Where Faust gave us an unfamiliar perspective on familiar Gounod, a fully staged production of the composer’s La Nonne Sanglante at Paris’s Opera Comique (a co-production with Laurence Equilbey and her Insula orchestra and the Palazetto Bru Zane) offered us classic Gounod style in a thrillingly unfamiliar work. Rarely performed owing to the unremitting musical challenges of its central tenor, an under-written soprano lead and a libretto that creaks and howls more vividly than any Gothic ghouls in the attic, La Nonne Sanglante is nevertheless a startlingly good score. Infighting and regime-change at the Paris Opera saw it decried as “filth”, condemning its future in the repertoire, but this had less to do with the work itself and more to do with operatic politicking. (Pictured above: Michael Spyres with Vannina Santoni as Agnes and Marion Lebegue as La Nonne) A five-act behemoth that should collapse under its own weight and the kitsch excesses of a plot based on Matthew Lewis’s deliciously lurid novel The Monk is sustained by sheer musical invention. Both the orchestration and the melodic writing of this early work (premiered some five years before Faust) are full of surprise and charm, whether in the sparky coloratura numbers for page-boy Arthur (a trouser role for soprano taken here with verve and precision by Jodie Devos), the breath-taking sequence of tenor arias for Rodolphe or the lowering clouds of low brass and chromatic lightning flashes that colour the music of the bleeding nun herself.This new production by David Bobee pulls off the feat of honouring the work’s Gothic milieu and mood while avoiding pantomime. Game of Thrones-style costuming nods to the story’s medieval setting but is briskly tempered by monochromes and minimalist design. The effect is a bit sci-fi and a bit Narnia – a dramatic backdrop just engaging enough to hold the attention while keeping the score in the spotlight, framing dancers and the chorus singers from Equilbey’s accentus choir in a sequence of memorable tableaux.

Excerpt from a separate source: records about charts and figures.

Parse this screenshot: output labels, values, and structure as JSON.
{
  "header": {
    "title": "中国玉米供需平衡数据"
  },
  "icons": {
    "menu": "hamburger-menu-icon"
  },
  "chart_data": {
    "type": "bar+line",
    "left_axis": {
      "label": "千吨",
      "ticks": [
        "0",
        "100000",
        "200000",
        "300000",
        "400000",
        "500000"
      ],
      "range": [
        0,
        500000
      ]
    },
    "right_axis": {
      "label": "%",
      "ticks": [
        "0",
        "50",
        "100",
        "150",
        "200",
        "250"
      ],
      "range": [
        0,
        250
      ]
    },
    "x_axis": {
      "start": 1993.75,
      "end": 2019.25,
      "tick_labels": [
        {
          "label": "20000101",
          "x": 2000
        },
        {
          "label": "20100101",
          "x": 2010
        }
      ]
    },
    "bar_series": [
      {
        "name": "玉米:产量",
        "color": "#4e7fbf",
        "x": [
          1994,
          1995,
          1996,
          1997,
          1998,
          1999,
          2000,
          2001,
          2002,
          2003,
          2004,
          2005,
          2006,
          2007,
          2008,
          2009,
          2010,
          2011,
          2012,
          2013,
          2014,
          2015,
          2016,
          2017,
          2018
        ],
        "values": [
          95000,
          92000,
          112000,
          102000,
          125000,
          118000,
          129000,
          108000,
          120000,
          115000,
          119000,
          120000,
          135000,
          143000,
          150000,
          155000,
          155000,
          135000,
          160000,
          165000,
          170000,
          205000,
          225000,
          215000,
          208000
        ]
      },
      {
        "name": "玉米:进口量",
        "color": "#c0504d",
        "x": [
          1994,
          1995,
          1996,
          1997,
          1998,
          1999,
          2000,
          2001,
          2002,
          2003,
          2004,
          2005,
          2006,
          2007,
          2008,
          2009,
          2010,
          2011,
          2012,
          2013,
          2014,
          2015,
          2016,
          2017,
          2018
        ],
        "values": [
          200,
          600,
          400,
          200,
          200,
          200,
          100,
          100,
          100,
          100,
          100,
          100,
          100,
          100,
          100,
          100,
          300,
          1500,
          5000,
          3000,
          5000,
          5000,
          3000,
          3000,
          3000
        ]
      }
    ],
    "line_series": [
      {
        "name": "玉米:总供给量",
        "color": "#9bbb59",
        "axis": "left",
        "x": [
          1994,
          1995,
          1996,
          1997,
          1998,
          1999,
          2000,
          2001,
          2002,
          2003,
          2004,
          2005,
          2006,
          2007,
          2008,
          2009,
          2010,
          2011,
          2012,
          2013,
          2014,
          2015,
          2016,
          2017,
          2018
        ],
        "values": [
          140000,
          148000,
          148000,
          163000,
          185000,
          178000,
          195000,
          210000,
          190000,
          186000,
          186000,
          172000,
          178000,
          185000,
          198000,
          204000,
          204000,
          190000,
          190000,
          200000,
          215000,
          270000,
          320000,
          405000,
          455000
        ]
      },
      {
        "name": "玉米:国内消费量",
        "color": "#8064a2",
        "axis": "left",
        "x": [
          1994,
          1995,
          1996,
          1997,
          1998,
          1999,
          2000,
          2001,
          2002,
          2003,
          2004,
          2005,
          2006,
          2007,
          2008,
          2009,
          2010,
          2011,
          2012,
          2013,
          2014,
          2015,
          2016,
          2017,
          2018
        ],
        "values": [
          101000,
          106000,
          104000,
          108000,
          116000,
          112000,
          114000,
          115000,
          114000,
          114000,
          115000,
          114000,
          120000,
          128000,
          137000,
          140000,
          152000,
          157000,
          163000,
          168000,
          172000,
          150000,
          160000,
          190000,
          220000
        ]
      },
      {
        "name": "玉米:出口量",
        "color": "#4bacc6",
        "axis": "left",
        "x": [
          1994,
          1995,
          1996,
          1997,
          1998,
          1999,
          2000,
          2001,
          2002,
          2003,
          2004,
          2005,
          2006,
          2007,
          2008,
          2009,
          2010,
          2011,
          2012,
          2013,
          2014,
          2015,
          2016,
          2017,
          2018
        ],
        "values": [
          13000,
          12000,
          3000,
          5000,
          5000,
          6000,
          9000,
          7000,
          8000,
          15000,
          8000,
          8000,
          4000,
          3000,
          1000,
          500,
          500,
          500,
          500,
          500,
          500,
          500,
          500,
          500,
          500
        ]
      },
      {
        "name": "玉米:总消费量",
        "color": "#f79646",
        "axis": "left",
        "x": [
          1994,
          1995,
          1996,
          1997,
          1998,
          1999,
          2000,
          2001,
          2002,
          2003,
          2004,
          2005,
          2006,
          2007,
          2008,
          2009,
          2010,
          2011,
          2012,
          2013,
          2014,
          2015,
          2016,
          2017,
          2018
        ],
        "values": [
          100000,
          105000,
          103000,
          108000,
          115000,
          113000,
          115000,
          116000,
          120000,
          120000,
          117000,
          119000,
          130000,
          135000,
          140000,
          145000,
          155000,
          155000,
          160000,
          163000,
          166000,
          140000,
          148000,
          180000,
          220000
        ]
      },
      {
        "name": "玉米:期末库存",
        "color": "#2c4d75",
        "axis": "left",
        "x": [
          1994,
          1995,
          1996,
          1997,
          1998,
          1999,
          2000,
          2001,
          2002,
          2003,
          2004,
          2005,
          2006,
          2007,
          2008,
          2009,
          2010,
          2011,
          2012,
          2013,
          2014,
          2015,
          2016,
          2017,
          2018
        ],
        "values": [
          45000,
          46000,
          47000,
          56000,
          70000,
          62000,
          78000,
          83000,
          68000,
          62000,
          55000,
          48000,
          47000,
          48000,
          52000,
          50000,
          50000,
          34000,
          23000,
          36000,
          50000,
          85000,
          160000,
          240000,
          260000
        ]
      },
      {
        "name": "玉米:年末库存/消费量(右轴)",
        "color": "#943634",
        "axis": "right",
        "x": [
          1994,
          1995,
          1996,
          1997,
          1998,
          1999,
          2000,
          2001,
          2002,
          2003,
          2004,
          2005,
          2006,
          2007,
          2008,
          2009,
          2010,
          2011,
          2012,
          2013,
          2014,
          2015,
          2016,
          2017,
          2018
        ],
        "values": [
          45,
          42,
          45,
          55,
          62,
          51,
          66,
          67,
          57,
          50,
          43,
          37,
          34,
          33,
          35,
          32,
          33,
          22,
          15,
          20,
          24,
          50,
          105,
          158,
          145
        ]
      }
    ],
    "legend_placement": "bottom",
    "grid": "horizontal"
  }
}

You don’t stage La Nonne Sanglante unless you have a star tenor, and in Michael Spyres Equilbey and Bobee have that in spades – a once-in-a-generation voice that doesn’t just cope with but actively relishes the stratospheric tessitura and formidable technical demands of the role. With no arias assigned to his love-interest Agnes (soprano Vannina Santoni, silvery-strong in the duets), the tenor must carry the show, supported by colourful musical cameos from Pierre the Hermit, whose incense-perfumed music anticipates the spiritual episodes of Faust, and the Bleeding Nun herself. Mezzo Marion Lebegue found both the cruelty and the pain in a character who is at once victim and villain, opening up surprising psychological ambiguity in the piece, and adding another strong argument in its favour.Where Les Talens Lyriques gave us crisp clarity, Equilbey and Insula offered depth and richness, painting sonic slashes of red through Bobee’s monochromes, and balancing the heady brilliance and agility of Spyres’ tenor with meaty instrumental weight. This isn’t the lean, clean, classical Gounod of the 1859 Faust and it’s all the better for it.

Two operas, two very different musical worlds, and one persistent question: when is the long-overdue Gounod revival going to get underway? Wagner may have had the last word, but France’s Romantic still has plenty to say. 200 years later maybe it’s about time we started listening.